I have a fairly large array of 3D numbers with numeric values โโ(if you do, click OK). I want to interpolate a smooth scalar field over this in a sequence of irregular, not all previously known non-integer xyz coordinates.
Now, Scipy support for this is simply excellent: I filter the volume with
filtered_volume = scipy.ndimage.interpolation.spline_filter(volume)
and call
scipy.ndimage.interpolation.map_coordinates( filtered_volume, [[z],[y],[x]], prefilter=False)
for (x, y, z), which are of interest for obtaining apparently beautifully executed (smooth, etc.) interpolated values.
So far so good. However, my application also needs local derivatives of the interpolated field. Currently, I get them according to the central difference: I also tried the volume at 6 additional points (this can be done with at least one call to map_coordinates ) and calculate, for example, the derivative of x from (i(x+h,y,z)-i(xh,y,z))/(2*h) . (Yes, I know that I could reduce the number of extra taps to 3 and make โone-wayโ differences, but the asymmetry annoys me.)

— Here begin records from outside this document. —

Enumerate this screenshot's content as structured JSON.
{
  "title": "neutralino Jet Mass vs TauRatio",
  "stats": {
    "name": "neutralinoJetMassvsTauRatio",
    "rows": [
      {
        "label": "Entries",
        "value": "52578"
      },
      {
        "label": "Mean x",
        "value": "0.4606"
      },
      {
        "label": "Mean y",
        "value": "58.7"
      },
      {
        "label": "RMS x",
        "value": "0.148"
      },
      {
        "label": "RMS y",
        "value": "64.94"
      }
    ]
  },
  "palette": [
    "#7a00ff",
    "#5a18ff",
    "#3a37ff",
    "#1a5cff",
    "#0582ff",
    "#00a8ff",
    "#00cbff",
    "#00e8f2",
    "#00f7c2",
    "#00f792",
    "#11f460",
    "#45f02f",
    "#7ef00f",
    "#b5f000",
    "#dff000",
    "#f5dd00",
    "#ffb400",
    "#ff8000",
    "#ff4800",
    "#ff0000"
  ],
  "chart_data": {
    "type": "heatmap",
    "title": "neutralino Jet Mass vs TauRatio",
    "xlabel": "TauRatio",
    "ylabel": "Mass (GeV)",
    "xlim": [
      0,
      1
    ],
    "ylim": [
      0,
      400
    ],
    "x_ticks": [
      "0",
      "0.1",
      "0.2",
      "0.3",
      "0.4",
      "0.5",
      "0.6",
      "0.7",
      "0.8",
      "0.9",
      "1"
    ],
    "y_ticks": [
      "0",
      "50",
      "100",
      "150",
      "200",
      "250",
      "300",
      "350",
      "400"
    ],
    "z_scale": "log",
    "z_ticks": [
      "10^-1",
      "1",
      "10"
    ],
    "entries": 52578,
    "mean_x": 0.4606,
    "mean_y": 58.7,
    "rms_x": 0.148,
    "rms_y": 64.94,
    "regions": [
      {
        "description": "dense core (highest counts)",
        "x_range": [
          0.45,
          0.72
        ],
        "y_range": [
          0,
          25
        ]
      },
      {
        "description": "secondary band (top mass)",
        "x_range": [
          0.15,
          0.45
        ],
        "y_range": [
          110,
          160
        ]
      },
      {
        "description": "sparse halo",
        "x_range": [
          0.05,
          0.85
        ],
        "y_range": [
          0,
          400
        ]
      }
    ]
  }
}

My instinct is that there should be a more direct way to get the gradient, but I donโt know enough spline math (for now) to understand this, or to understand what is going on in the guts of the Scipy implementation: scipy/scipy/ndimage/src/ni_interpolation.c .
Is there a better way to get my gradients "more straightforward" than the central difference? Preferably one that allows them to get using existing functionality rather than hacking inside Scipy shells.